Division internationale

Les membres du Conseil de sécurité des Nations unies sont restés divisés, hier, quant au vote d'un projet de résolution menaçant le régime syrien de sanctions.

Alliée traditionnelle du régime syrien, la Russie s'oppose à des sanctions économiques contre Damas et refuse de «soutenir une révolution».

«Des combats décisifs sont en cours en Syrie. Et l'adoption de la résolution serait un soutien direct à un mouvement révolutionnaire. S'il est question d'une révolution, l'ONU n'a aucun rapport avec ça», estime le ministre russe des Affaires étrangères, Sergueï Lavrov.

À l'inverse, les États-Unis, la Grande-Bretagne et la France pressent le Conseil de sécurité d'adopter une résolution.

«Aux massacres inacceptables qui ont déjà eu lieu s'ajoute désormais un chaos presque complet. Cela rend d'autant plus urgent le vote aux Nations unies d'une résolution pour arrêter les violences et engager la transition politique», dit le chef de la diplomatie française, Laurent Fabius.

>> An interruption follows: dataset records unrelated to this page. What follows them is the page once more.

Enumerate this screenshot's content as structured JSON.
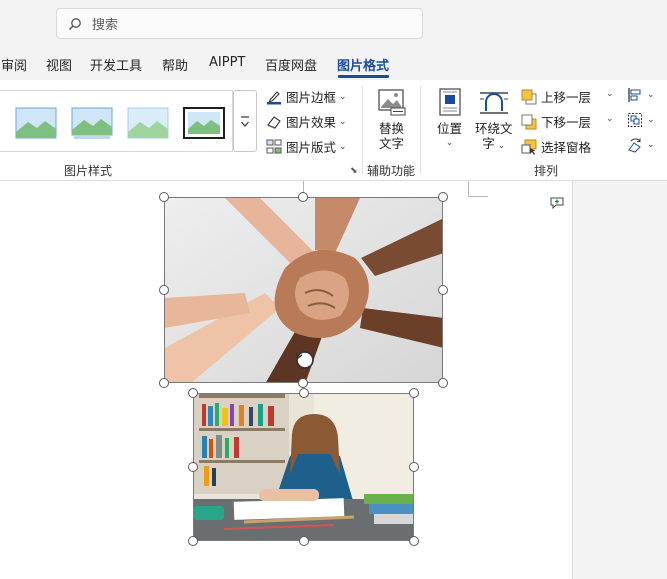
{
  "search": {
    "placeholder": "搜索",
    "icon": "search-icon"
  },
  "tabs": [
    {
      "label": "审阅"
    },
    {
      "label": "视图"
    },
    {
      "label": "开发工具"
    },
    {
      "label": "帮助"
    },
    {
      "label": "AIPPT"
    },
    {
      "label": "百度网盘"
    },
    {
      "label": "图片格式",
      "active": true
    }
  ],
  "ribbon": {
    "picture_styles": {
      "label": "图片样式",
      "border": "图片边框",
      "effects": "图片效果",
      "layout": "图片版式"
    },
    "accessibility": {
      "label": "辅助功能",
      "alt_text_line1": "替换",
      "alt_text_line2": "文字"
    },
    "arrange": {
      "label": "排列",
      "position": "位置",
      "wrap_text_line1": "环绕文",
      "wrap_text_line2": "字",
      "bring_forward": "上移一层",
      "send_backward": "下移一层",
      "selection_pane": "选择窗格"
    }
  },
  "colors": {
    "accent": "#1a4c9c",
    "chrome": "#f3f3f3"
  }
}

L'Iran, fidèle au régime Assad, croit que l'attentat qui a frappé Damas prouve que le terrorisme se répand en Syrie.

La Ligue arabe tiendra dimanche une réunion sur la Syrie, au Qatar.

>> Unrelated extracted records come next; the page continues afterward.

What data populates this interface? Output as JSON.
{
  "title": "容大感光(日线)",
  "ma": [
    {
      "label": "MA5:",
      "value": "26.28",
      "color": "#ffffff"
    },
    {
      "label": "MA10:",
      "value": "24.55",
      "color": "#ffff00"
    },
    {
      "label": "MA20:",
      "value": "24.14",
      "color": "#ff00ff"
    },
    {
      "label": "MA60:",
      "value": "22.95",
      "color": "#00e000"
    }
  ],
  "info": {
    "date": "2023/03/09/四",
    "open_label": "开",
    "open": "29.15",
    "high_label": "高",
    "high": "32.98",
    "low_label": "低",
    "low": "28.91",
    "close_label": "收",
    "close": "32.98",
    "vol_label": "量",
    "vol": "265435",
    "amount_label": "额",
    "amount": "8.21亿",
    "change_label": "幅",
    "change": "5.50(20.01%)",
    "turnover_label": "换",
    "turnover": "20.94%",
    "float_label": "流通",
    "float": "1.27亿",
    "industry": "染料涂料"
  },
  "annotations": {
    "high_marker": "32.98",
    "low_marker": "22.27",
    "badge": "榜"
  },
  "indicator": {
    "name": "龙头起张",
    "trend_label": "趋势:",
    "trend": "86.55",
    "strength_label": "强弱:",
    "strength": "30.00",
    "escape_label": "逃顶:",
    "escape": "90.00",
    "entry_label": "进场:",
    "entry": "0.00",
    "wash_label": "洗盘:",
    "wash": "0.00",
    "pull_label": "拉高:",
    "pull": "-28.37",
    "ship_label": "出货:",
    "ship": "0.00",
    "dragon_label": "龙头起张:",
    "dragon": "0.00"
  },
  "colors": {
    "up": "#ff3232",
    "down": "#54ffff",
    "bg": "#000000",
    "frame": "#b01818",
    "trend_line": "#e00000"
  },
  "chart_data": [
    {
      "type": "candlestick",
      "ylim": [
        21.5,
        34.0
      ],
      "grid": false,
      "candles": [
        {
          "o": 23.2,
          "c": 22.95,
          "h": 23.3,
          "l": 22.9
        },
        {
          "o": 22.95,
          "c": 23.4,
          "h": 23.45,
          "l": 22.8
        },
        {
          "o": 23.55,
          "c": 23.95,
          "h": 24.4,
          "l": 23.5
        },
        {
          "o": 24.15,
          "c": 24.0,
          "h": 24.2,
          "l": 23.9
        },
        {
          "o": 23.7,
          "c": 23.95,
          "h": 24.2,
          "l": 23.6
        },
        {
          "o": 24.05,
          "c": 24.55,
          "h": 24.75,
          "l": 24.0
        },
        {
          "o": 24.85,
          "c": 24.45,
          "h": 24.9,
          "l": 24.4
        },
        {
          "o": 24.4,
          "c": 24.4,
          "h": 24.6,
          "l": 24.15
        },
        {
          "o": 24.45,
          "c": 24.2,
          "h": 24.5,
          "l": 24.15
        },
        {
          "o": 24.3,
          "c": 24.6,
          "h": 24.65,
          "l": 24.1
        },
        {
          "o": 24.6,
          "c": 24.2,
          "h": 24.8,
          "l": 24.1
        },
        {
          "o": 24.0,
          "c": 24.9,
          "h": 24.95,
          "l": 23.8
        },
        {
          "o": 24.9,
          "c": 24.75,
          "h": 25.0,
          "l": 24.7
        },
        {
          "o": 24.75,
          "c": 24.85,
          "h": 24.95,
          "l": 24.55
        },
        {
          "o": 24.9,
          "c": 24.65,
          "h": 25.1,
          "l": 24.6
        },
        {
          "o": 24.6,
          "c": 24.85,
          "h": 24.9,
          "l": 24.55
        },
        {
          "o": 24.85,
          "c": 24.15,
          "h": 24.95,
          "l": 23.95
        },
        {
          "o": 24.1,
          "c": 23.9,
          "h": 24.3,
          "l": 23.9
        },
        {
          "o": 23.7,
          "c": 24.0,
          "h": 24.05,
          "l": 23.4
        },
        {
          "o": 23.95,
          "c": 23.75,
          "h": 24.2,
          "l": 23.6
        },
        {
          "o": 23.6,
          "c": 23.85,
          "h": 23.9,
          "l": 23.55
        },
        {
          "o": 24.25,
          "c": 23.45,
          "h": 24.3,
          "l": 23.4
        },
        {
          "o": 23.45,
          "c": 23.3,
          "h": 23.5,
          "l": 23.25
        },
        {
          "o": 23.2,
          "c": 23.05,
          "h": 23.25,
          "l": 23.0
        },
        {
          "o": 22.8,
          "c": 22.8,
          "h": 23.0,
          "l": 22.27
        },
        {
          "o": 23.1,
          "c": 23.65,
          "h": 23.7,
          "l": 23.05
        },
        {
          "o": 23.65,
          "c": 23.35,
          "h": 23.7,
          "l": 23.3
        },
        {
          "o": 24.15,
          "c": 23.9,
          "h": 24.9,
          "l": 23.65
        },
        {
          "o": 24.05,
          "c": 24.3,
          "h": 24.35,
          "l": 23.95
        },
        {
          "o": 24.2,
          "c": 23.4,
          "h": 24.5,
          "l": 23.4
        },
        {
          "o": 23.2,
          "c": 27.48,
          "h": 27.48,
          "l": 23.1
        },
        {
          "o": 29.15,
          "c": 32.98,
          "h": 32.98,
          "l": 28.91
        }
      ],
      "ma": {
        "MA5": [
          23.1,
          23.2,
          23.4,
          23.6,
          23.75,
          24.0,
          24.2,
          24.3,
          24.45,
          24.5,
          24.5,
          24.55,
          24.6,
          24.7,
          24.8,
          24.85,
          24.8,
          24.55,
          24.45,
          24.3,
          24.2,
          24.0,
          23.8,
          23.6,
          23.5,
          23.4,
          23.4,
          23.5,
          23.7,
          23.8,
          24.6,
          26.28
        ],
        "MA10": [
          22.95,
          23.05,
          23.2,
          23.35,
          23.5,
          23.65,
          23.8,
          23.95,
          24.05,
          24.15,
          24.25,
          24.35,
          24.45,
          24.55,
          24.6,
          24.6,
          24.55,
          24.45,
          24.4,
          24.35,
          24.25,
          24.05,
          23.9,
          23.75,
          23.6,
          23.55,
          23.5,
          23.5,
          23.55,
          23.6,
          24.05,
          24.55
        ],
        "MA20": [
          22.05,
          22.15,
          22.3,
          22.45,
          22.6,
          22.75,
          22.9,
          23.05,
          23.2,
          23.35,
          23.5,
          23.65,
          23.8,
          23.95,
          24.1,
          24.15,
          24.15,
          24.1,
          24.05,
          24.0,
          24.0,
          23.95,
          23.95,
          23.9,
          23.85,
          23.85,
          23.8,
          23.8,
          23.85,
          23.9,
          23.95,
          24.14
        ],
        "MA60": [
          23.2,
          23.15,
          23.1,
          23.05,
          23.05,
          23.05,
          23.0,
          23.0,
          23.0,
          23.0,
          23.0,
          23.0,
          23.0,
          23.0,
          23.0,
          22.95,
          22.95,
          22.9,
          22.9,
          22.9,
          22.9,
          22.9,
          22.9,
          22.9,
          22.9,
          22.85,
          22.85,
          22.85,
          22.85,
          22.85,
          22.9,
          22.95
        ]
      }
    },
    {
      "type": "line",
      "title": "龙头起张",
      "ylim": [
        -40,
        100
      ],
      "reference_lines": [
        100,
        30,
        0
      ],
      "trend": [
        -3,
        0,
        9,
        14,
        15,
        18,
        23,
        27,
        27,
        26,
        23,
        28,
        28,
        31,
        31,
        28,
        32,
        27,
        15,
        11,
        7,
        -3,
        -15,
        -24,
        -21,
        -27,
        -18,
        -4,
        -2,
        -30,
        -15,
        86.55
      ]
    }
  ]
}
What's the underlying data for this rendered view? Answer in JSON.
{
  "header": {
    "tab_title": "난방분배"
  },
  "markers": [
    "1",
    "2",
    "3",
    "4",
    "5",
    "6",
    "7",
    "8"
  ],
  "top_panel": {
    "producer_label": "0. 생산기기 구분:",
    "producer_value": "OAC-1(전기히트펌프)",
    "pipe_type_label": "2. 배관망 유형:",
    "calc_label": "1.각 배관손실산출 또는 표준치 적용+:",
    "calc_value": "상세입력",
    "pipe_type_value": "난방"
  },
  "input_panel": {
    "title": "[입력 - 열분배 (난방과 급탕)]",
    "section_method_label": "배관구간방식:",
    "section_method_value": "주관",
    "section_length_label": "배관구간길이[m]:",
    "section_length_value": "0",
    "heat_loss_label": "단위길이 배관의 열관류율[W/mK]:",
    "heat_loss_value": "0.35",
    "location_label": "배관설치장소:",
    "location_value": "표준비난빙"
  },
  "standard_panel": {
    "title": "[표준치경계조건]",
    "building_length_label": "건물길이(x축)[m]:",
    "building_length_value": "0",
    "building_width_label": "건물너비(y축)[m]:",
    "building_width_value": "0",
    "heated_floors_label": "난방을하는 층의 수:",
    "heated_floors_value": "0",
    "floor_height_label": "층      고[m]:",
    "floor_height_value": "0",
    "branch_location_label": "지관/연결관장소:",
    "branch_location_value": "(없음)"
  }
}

«Quoi qu'il arrive, le régime va tomber, estime Houchang Hassan-Yari. C'est une question de temps. On voit que les événements se précipitent, et pour les heures à venir, il faut voir quel sera le comportement des militaires. Vont-ils rester fidèles au régime ou non? Je crois que la solution n'est ni aux Nations unies à New York, ni en Chine, ni en Russie, mais en Syrie elle-même. Nous allons assister à plus de manifestations, puisque le régime a été secoué. C'est un début important pour les opposants.»

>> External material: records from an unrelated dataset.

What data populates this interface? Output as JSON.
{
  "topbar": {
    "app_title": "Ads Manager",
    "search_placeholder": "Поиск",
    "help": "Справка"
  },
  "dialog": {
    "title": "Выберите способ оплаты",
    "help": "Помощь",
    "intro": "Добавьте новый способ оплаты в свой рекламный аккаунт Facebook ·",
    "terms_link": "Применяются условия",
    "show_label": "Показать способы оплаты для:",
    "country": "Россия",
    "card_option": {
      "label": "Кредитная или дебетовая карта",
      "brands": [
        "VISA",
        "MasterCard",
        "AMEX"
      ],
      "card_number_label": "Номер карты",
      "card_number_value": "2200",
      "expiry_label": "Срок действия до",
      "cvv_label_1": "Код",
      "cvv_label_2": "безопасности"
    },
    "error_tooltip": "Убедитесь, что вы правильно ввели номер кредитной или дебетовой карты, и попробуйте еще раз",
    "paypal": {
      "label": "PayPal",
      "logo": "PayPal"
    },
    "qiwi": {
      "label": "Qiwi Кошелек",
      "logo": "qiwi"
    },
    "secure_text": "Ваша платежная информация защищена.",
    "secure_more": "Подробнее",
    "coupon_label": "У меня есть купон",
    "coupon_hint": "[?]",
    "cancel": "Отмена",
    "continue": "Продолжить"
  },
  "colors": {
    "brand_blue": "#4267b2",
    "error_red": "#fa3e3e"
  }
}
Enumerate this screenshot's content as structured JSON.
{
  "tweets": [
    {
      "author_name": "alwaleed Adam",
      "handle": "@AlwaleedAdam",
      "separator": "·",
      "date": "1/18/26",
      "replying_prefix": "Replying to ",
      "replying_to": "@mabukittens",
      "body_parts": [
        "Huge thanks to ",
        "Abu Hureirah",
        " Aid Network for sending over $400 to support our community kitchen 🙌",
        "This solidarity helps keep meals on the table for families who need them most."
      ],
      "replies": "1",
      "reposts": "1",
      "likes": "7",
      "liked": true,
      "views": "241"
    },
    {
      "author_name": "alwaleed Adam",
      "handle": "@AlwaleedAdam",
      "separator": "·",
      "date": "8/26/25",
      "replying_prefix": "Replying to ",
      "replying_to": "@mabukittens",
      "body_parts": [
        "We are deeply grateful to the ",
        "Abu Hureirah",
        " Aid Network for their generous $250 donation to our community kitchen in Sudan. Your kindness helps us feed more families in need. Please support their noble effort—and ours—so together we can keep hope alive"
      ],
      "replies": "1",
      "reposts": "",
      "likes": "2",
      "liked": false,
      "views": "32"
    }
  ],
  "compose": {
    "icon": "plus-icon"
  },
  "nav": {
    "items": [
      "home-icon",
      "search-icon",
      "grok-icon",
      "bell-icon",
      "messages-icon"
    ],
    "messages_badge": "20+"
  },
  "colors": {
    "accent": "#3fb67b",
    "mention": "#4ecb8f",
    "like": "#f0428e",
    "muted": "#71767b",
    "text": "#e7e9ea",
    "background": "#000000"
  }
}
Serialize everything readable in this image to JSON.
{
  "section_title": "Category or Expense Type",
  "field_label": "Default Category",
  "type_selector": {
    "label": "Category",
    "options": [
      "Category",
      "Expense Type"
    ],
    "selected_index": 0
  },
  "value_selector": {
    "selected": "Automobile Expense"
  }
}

Assef Chawkat, figure de la répression

L'ancien chef des renseignements militaires et beau-frère du président Bachar al-Assad a incarné la face répressive du régime.

Rien pourtant ne laissait présager l'ascension d'Assef Chawkat, né dans une famille modeste d'un village alaouite en 1950, et devenu le «véritable chef de Damas», selon le journal Al Muslim.

Étudiant en histoire, il entre dans la faculté militaire et devient officier de l'armée de terre en 1979.

Après sa participation à la répression des Frères musulmans, en 1982, il entre dans les services de renseignement, tout en menant des opérations à l'étranger. Selon le journaliste Georges Malbrunot, Chawkat a acquis des contacts avec les services de renseignement étrangers et a longtemps incarné «la capacité de nuisance du régime syrien hors du territoire».

Il noue avec Bouchra al-Assad, de 10 ans sa cadette, une relation qui suscite les foudres de la famille présidentielle, notamment de Bassel al-Assad, héritier présumé du pouvoir. Après sa mort, en 1994, le couple peut se marier, et Assef Chawkat s'impose comme l'un des hommes forts de Damas.

En 2001, il devient chef adjoint des renseignements militaires, puis chef du renseignement en 2009. Il est à la retraite quand Bachar al-Assad le rappelle pour étouffer la révolte contre le régime syrien, en mars 2011. Quelques mois plus tard, il devient ministre adjoint de la Défense.





PHOTO ARCHIVES AFP

Le vice-ministre de la Défense, le général Assef Chawkat, beau-frère du président Assad, a également péri dans l'attentat-sucide.

Daoud RaJHA, ministre «paravent du régime»

Selon le quotidien français Le Figaro, Daoud Rajha, nommé à la tête du ministère de la Défense à l'automne 2011, n'était ministre qu'en apparence.

«Le ministre de la Défense, Daoud Rajha, tué dans l'attentat de Damas, n'était qu'un paravent du régime», écrit le journaliste Pierre Prier.

De confession chrétienne, Daoud Rahja apportait en outre une caution multiséculaire au régime.

«Il était le chrétien le plus proche du régime, il était la clé pour la sécurité du régime dans un contexte de guerre civile et de conflit armé», dit Houchang Hassan-Yari, professeur au Collège militaire royal du Canada et chercheur associé à la chaire Raoul-Dandurand de l'UQAM.

Le détenteur du vrai pouvoir n'était nul autre que M. Chawkat, beau-frère du président.

Peu après l'attentat, Bachar al-Assad a nommé le chef d'état-major, Fahd al-Freij, à la tête du ministère de la Défense.